You should have thought about this when you joined the queue
So that paragraph’s convinced you to pick up your advertising again. Super news. The only downside is this is something you should have done months ago. The issue with a recession is that they’re usually identified and acted on retrospectively. Fail to prepare and all that.
If you want to take full advantage of a future recovery, you need to invest well before it arrives. The IPA cites it’s typically six months before increased sales or share can be attributed to brand building activity. Which just happens to be the exact same amount of time declining GDP needs to be published before we can officially use the ‘R’ word. Decisions we make right now on marketing investment don’t just affect us today, but will have big consequences through 2023 and beyond. Make the right one.
A quick reminder though – this isn’t just about shouting louder, it’s about shouting the right things, too. In a recession your brand is scared. So are the humans you rely on to stay in business, so a demonstration of humanity, understanding, and generosity in your advertising can go a long way.
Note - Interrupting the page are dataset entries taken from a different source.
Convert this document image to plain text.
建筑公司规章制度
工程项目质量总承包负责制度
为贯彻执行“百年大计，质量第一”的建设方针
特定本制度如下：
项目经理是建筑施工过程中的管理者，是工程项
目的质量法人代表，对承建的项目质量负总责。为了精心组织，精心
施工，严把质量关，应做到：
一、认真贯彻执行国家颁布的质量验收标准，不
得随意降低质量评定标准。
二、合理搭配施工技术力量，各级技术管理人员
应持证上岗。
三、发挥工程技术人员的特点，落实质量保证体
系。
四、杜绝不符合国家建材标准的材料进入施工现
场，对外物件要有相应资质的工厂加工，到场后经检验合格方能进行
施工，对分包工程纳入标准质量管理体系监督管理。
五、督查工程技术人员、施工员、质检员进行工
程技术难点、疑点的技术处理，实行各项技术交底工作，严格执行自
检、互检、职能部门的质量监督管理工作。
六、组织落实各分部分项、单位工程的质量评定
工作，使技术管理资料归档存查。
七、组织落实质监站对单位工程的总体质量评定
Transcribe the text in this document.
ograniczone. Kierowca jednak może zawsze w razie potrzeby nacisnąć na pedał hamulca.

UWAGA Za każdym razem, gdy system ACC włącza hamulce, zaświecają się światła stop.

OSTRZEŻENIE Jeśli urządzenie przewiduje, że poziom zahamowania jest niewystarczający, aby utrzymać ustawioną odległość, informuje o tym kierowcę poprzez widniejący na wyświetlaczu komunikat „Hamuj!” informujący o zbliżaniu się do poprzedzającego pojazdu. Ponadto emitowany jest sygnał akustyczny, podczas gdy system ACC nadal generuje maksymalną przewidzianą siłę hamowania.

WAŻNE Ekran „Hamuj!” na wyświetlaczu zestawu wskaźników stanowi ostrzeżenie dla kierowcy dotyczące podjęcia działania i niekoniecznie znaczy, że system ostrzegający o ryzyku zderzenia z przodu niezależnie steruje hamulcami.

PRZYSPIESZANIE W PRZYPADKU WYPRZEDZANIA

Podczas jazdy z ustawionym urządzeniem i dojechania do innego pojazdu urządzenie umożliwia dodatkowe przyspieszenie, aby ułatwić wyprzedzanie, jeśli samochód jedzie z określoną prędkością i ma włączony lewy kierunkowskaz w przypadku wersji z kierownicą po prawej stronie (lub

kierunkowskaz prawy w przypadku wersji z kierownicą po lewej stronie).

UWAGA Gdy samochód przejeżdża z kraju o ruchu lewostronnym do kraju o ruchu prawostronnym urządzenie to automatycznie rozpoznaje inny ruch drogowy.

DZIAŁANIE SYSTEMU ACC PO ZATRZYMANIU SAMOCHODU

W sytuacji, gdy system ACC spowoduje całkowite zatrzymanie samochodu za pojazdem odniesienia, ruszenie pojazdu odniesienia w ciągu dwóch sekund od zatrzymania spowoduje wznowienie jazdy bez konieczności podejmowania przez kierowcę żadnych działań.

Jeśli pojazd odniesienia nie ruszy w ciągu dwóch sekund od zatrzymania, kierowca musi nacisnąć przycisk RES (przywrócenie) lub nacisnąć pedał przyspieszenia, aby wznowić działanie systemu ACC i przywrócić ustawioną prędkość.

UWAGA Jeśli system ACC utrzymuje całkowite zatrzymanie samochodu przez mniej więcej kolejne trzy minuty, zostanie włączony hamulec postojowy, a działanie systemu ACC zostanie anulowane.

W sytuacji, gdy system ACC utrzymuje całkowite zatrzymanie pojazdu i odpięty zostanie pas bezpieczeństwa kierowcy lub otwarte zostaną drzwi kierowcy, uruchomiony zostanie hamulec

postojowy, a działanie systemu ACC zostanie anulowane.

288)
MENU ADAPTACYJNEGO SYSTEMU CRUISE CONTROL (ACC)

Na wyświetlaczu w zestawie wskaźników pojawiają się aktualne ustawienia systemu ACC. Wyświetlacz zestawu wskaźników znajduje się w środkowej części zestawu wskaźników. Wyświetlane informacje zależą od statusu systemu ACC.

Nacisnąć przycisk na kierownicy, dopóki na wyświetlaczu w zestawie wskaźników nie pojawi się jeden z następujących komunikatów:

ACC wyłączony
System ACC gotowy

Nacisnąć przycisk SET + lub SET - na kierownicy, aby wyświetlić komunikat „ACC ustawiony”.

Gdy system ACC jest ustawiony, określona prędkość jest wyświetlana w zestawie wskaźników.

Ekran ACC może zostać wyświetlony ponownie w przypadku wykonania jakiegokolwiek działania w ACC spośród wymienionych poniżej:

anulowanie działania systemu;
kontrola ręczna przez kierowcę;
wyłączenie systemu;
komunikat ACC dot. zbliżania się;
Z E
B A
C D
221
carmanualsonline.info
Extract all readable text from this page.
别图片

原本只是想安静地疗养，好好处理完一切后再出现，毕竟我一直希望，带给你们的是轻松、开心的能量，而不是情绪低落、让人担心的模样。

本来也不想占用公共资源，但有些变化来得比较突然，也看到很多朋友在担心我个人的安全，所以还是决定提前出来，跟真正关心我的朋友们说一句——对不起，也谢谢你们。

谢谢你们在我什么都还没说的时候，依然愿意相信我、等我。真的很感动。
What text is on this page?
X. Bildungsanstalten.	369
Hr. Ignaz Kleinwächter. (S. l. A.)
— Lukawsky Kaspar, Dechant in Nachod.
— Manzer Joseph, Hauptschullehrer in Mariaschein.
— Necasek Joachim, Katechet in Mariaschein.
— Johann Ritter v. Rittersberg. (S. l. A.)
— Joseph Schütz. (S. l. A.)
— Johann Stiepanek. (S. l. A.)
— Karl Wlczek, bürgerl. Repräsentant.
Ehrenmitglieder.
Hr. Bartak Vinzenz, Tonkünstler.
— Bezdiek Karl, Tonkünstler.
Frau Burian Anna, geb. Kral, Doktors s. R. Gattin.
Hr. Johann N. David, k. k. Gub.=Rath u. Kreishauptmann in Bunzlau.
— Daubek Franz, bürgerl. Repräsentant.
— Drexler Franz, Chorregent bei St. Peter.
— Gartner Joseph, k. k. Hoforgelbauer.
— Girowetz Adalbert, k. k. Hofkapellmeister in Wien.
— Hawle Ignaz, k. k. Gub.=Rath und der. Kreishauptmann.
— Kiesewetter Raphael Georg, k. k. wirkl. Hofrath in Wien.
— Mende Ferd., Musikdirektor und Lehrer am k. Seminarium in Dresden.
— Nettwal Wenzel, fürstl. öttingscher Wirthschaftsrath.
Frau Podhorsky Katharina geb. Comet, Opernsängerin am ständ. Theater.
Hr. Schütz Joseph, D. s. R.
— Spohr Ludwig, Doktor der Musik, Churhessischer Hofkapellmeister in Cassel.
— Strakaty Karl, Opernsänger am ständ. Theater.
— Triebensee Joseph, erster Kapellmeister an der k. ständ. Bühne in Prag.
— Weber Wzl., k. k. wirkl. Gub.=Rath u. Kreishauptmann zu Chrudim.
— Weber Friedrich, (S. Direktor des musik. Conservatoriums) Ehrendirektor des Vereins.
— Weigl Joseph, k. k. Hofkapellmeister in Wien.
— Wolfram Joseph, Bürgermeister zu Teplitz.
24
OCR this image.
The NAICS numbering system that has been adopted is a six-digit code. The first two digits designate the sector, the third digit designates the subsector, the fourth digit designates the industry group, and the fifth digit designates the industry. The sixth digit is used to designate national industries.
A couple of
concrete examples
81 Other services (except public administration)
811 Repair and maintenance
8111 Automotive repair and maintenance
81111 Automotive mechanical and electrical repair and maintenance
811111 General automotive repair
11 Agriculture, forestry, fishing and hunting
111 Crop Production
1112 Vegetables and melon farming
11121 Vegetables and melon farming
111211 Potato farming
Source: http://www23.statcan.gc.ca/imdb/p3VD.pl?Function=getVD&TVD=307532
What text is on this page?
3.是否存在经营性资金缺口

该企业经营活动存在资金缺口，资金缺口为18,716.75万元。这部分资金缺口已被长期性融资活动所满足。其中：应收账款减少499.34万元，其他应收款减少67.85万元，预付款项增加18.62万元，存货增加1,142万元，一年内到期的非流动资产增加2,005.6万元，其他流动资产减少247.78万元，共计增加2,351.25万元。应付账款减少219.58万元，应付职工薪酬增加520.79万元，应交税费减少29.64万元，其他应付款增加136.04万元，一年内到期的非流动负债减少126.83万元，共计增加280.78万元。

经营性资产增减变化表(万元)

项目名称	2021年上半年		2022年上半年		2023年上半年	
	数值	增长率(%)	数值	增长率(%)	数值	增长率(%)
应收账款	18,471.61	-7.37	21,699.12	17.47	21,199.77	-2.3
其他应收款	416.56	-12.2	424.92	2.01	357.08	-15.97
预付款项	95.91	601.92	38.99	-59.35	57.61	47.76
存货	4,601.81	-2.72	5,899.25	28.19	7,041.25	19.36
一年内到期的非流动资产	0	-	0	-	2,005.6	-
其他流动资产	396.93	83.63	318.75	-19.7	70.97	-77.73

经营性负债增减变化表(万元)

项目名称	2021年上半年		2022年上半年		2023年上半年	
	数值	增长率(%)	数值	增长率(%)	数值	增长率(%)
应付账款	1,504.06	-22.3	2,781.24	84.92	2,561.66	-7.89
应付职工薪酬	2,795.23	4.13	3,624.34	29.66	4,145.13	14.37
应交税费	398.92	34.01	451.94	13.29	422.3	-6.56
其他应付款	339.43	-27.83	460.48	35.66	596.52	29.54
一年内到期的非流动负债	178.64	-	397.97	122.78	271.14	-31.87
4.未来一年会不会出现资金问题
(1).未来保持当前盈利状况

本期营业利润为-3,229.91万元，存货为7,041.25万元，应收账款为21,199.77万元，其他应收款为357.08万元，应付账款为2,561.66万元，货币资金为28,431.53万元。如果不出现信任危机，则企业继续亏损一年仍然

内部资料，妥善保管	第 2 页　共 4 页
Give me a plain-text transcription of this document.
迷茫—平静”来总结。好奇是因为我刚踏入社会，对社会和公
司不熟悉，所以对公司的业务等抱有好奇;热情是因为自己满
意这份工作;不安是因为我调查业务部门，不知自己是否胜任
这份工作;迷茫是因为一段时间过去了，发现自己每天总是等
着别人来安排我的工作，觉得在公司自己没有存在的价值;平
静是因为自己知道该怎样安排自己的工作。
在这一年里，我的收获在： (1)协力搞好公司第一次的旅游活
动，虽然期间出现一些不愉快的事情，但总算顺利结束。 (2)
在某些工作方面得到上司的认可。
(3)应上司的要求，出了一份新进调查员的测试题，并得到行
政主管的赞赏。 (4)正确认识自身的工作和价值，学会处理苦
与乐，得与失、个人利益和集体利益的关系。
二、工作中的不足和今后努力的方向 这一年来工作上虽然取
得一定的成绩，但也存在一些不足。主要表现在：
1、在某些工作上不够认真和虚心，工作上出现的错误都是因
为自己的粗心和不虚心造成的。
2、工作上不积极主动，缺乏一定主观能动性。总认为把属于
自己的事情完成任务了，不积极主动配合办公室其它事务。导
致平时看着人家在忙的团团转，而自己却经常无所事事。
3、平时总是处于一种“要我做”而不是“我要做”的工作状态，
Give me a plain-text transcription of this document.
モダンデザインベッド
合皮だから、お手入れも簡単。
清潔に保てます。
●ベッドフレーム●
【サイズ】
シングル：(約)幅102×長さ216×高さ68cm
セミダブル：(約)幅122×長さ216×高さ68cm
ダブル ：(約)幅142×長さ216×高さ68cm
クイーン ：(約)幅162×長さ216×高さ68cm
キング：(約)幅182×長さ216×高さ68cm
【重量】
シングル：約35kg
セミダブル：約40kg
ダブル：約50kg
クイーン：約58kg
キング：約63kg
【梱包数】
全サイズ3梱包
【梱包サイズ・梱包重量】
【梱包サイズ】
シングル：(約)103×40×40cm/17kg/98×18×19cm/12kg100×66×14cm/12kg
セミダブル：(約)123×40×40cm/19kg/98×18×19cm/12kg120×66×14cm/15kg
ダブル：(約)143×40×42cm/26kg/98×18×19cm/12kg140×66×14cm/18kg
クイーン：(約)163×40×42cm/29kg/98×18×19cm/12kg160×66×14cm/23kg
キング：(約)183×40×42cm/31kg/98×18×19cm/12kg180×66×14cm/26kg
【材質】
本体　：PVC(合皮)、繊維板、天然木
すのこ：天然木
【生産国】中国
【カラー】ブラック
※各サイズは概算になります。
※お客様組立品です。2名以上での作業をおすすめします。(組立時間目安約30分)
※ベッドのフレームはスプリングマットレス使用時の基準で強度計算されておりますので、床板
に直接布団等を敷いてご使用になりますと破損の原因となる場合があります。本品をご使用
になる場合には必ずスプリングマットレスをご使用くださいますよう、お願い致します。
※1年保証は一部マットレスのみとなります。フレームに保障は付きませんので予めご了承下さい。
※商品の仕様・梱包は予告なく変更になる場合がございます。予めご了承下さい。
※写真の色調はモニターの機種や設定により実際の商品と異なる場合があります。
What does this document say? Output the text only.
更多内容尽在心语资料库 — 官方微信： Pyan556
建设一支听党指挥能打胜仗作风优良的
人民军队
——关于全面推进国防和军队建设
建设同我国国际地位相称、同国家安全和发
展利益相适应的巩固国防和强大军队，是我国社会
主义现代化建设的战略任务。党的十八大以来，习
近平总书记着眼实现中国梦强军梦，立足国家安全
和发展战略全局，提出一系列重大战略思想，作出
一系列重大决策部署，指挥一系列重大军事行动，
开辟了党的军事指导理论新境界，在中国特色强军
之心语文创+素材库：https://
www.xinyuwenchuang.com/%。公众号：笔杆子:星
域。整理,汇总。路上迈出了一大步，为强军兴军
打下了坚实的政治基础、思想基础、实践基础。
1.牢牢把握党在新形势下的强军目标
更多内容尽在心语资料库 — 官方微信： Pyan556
Be helpful. Be aware. Be Fierce.
Exit through the gift shop
I went on the Tower of Terror, and was terrified. But if I hadn’t done it, everyone else in the queue would have experienced that unique, adrenaline-soaked high, while I stood holding their coats. Clamming up and watching everyone else thrive wasn’t really for me, it turned out.
I even picked up a souvenir keyring on my way out. Something to remember that day. Turns out it can be helpful to look back 15 years and learn from experience. Don’t you think?